Remember the “Sweet Home Alabama” trailer – and Reese Witherspoon’s great line, “Oh, you have a baby . . . in a bar?”
“I remember people rolling in the aisles at that,” says People magazine senior editor Jess Cagle, one of this year’s Golden Trailers judges.
” ‘Sweet Home Alabama’ was only a sort-of-funny movie, but the trailer was hilarious. And that can open a movie big.”
Golden Trailer awards are divided into groups such as best action, best foreign, best drama and even trashiest.

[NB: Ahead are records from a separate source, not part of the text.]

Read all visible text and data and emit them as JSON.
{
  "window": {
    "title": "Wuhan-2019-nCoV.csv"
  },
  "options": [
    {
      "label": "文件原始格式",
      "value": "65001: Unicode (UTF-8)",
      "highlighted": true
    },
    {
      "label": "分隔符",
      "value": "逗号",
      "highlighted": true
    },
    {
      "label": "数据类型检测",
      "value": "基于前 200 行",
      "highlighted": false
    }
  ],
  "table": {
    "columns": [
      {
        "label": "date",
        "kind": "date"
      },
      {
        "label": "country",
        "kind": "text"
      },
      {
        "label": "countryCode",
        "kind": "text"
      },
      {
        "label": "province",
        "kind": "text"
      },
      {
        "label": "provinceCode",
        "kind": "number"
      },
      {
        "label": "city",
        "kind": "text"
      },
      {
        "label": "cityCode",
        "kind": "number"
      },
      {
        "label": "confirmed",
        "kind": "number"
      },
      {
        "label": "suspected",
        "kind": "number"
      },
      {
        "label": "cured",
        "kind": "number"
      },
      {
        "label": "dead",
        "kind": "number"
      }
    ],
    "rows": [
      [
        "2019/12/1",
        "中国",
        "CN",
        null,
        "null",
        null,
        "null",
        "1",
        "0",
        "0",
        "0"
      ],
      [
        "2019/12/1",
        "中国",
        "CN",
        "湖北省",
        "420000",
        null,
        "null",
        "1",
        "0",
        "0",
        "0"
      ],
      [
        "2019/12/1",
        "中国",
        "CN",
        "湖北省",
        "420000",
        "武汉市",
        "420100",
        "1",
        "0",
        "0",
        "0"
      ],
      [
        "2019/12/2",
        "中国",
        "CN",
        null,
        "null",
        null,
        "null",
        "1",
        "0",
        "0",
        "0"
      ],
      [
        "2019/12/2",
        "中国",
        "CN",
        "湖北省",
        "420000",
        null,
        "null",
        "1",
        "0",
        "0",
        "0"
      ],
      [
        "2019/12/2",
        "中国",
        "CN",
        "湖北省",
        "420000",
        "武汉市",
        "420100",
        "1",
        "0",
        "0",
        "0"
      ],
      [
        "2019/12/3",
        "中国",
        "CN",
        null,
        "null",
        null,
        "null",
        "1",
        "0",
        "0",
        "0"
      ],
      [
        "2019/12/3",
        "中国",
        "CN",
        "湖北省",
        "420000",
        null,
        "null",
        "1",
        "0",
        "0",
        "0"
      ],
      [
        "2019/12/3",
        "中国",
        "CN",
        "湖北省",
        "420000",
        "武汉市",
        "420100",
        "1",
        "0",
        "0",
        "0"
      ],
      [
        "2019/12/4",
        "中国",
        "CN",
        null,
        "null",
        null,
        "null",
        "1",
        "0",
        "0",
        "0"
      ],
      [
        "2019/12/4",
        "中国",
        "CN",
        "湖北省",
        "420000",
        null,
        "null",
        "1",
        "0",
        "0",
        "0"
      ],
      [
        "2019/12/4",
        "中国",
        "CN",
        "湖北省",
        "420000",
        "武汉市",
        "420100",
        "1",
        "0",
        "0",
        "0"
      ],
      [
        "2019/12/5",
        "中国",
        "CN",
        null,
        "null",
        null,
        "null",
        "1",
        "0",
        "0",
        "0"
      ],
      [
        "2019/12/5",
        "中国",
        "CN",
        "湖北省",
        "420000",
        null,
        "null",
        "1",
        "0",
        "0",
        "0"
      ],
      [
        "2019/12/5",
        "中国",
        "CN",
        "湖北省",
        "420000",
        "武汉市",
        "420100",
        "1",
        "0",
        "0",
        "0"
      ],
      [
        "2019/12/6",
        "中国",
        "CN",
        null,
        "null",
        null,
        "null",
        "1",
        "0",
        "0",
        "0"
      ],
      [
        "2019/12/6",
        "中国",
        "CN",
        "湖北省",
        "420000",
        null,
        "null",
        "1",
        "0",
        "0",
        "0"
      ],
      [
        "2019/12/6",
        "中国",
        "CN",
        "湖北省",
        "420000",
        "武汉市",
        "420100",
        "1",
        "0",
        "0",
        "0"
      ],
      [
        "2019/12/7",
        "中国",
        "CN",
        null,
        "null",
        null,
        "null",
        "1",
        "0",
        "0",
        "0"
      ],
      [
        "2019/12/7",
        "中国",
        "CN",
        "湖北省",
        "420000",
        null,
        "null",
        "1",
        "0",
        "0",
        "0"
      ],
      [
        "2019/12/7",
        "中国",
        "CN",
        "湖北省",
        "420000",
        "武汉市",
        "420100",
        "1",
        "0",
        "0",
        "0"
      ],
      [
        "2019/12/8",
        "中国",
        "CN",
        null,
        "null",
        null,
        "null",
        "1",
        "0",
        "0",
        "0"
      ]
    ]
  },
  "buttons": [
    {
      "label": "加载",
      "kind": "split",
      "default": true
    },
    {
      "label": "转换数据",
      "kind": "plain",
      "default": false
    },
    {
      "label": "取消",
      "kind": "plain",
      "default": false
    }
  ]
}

Snob appeal gets no weight here: hence a film like “Bringing Down the House” gets a nod alongside “About Schmidt” for the best comedy trailer – as does the yet-to-be-released “Daddy Day Care,” which doesn’t exactly sound like Oscar material.
There’s even an award saluting good trailers for not-so-good films. Nominees for the Golden Fleece trophy include “Final Destination 2,” “The Hot Chick” and “Rollerball,” widely considered one of the year’s worst movies.
“There is so much riding on these,” Brady says. “Studios are frantic to get them right.”
Studios may commission as many as 16 different previews for a big blockbuster and spend as much as $600,000 on each of them.
Often, trailers are tailored to the audience that will see it – “one with fast cuts for the kids, another with romantic, gushy cuts for the women, and yet another with action cuts for the guys,” Brady says.
“Gosford Park” is a good example: A sneak peek for female moviegoers played up the romance.
But to sell the film to teens and college students, quick-cut previews focused on Ryan Phillippe and a Rolls-Royce pulling up to the mansion – the car was even artificially sped up in the trailer, just for the MTV crowd.
Occasionally, promos will include footage that doesn’t appear in the film.
The trailer for “Unfaithful,” for instance, featured a scene in which a detective warned Richard Gere not to look to deeply into Diane Lane’s affair.
“I want to know the truth!” Gere shouts. Not in the movie.
In “The Royal Tenenbaums” trailer, Gwyneth Paltrow’s character wins a Pulitzer Prize. What Pulitzer?
Studios also test previews to death – and they’ve found that more is better when it comes to customer satisfaction.
“Test audiences often like trailers that tell the whole story, but that doesn’t mean they want to see the movie,” Brady says. “The best trailer whets the appetite.”
Just as a winning trailer can help make a movie – a crummy one can kill it.
“Say you’ve got a trailer for a horror film, and the audience laughs at it,” Brady says. “That’s definitely a bad sign.”